Environmental Impacts: Traffic, Sprawl, Greenhouse Gases
NJTA sometimes acknowledges induced demand, such as when it forecasts, without proof, less congestion on parallel roads because drivers will flock to the open road of the imagined Turnpike (see comments 3.15, 3.18, 3.61, 13.1, and 13.2). The agency also rejects non-stop cashless tolling because of induced demand, saying “additional traffic would be attracted to the turnpike as travel times for those users would be reduced.” If reduced travel time is undesirable, one has to wonder what the Authority is trying to achieve by widening the Turnpike.
But when it comes to the possibility that a widened Turnpike could lead to sprawl development and increased traffic, NJTA flatly denies the existence of induced demand. Many comments, including Tri-State’s, criticized the flimsy study of secondary impacts like the sprawling development associated with big capacity adding projects like this one — the EIS analyzes land use impacts only within a mile of the corridor (comment 2.6). As its only defense, NJTA says it has done all that is required of it according to Executive Order 215 – the document that requires agencies to prepare an EIS for large projects – and that there is further study of secondary impacts in the applications for Dept. of Environmental Protection Land Use Permits required by state law. This lack of study does not stop NJTA from saying that “a widened Turnpike would not exacerbate long term traffic congestion in Central New Jersey” (comment 2.5) and that no sprawl will be induced (comment 3.52).
In 2007, Gov. Corzine signed Executive Order 54, which calls for the reduction of NJ’s carbon footprint by twenty percent. We commented that the widening of the Turnpike would undermine this and other state environmental goals by encouraging sprawl and increasing traffic volumes. In response, the NJTA denies the allegation and offers the DEP’s concurrence in the finding of no significant adverse impact documented in the EIS. With no evidence or data backing either agency’s claim, the stamp of approval amounts to little more than “because we said so.”

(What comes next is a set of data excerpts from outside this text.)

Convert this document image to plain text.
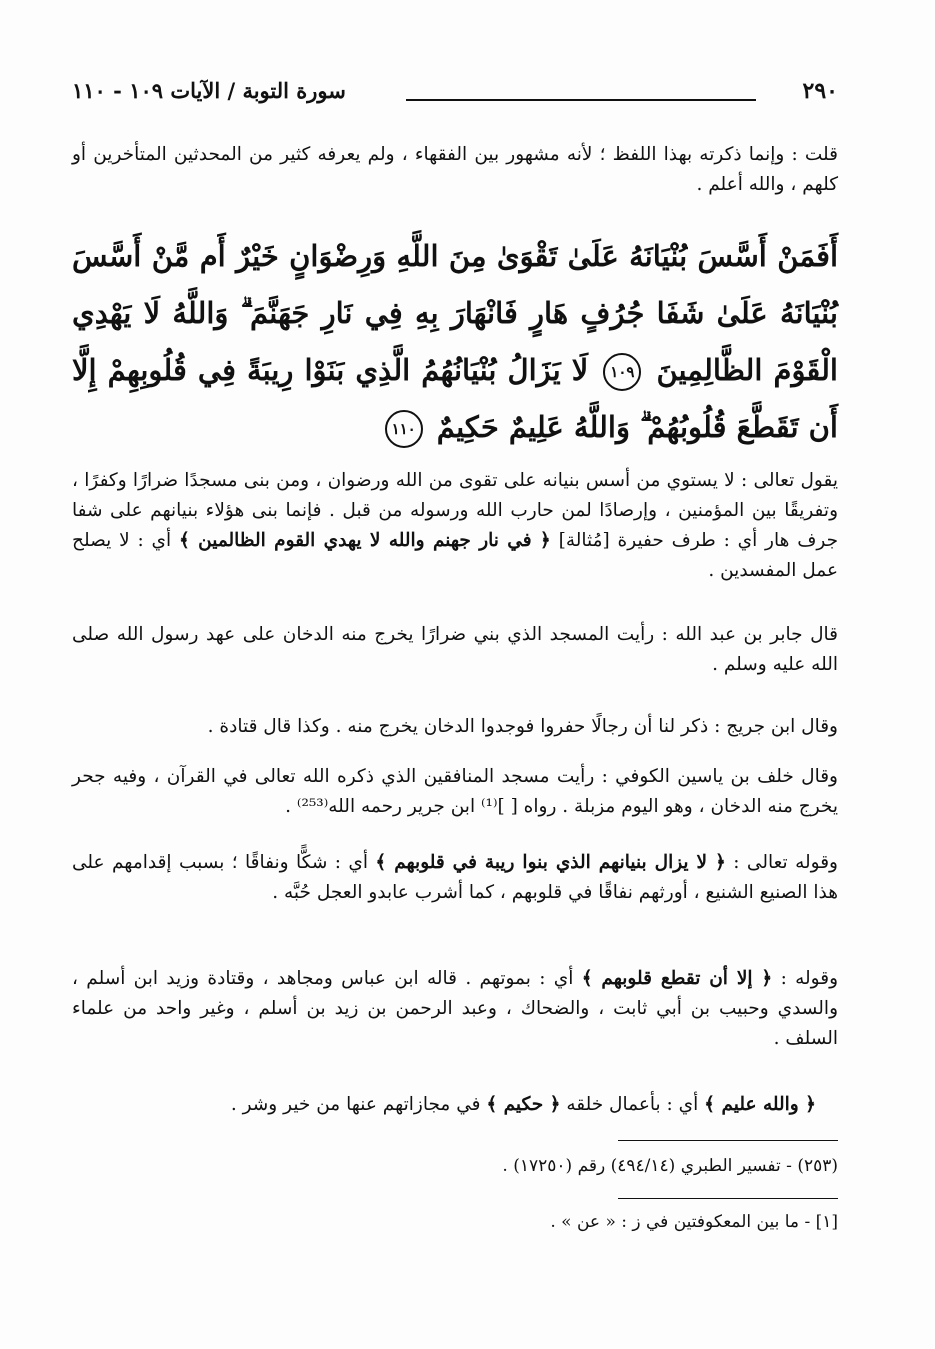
٢٩٠
سورة التوبة / الآيات ١٠٩ - ١١٠

قلت : وإنما ذكرته بهذا اللفظ ؛ لأنه مشهور بين الفقهاء ، ولم يعرفه كثير من المحدثين المتأخرين أو كلهم ، والله أعلم .

أَفَمَنْ أَسَّسَ بُنْيَانَهُ عَلَىٰ تَقْوَىٰ مِنَ اللَّهِ وَرِضْوَانٍ خَيْرٌ أَم مَّنْ أَسَّسَ بُنْيَانَهُ عَلَىٰ شَفَا جُرُفٍ هَارٍ فَانْهَارَ بِهِ فِي نَارِ جَهَنَّمَ ۗ وَاللَّهُ لَا يَهْدِي الْقَوْمَ الظَّالِمِينَ ١٠٩ لَا يَزَالُ بُنْيَانُهُمُ الَّذِي بَنَوْا رِيبَةً فِي قُلُوبِهِمْ إِلَّا أَن تَقَطَّعَ قُلُوبُهُمْ ۗ وَاللَّهُ عَلِيمٌ حَكِيمٌ ١١٠

يقول تعالى : لا يستوي من أسس بنيانه على تقوى من الله ورضوان ، ومن بنى مسجدًا ضرارًا وكفرًا ، وتفريقًا بين المؤمنين ، وإرصادًا لمن حارب الله ورسوله من قبل . فإنما بنى هؤلاء بنيانهم على شفا جرف هار أي : طرف حفيرة [مُثالة] ﴿ في نار جهنم والله لا يهدي القوم الظالمين ﴾ أي : لا يصلح عمل المفسدين .

قال جابر بن عبد الله : رأيت المسجد الذي بني ضرارًا يخرج منه الدخان على عهد رسول الله صلى الله عليه وسلم .

وقال ابن جريج : ذكر لنا أن رجالًا حفروا فوجدوا الدخان يخرج منه . وكذا قال قتادة .

وقال خلف بن ياسين الكوفي : رأيت مسجد المنافقين الذي ذكره الله تعالى في القرآن ، وفيه جحر يخرج منه الدخان ، وهو اليوم مزبلة . رواه [ ]⁽¹⁾ ابن جرير رحمه الله⁽²⁵³⁾ .

وقوله تعالى : ﴿ لا يزال بنيانهم الذي بنوا ريبة في قلوبهم ﴾ أي : شكًّا ونفاقًا ؛ بسبب إقدامهم على هذا الصنيع الشنيع ، أورثهم نفاقًا في قلوبهم ، كما أشرب عابدو العجل حُبَّه .

وقوله : ﴿ إلا أن تقطع قلوبهم ﴾ أي : بموتهم . قاله ابن عباس ومجاهد ، وقتادة وزيد ابن أسلم ، والسدي وحبيب بن أبي ثابت ، والضحاك ، وعبد الرحمن بن زيد بن أسلم ، وغير واحد من علماء السلف .

﴿ والله عليم ﴾ أي : بأعمال خلقه ﴿ حكيم ﴾ في مجازاتهم عنها من خير وشر .

(٢٥٣) - تفسير الطبري (٤٩٤/١٤) رقم (١٧٢٥٠) .

[١] - ما بين المعكوفتين في ز : « عن » .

Due Diligence Needed For a $2.7B Project
According to some news reports, the estimated cost of the Turnpike widening has risen to $2.7 billion. According to the Authority’s own projections, by 2032 travel times on the widened Turnpike will be higher than they are today (see, for example, comment 3.60). Before the NJTA embarks on a project that will cost almost $3 billion and fail to provide sustainable congestion relief, it owes New Jerseyans a thorough study of the alternatives, and public responses that make sense.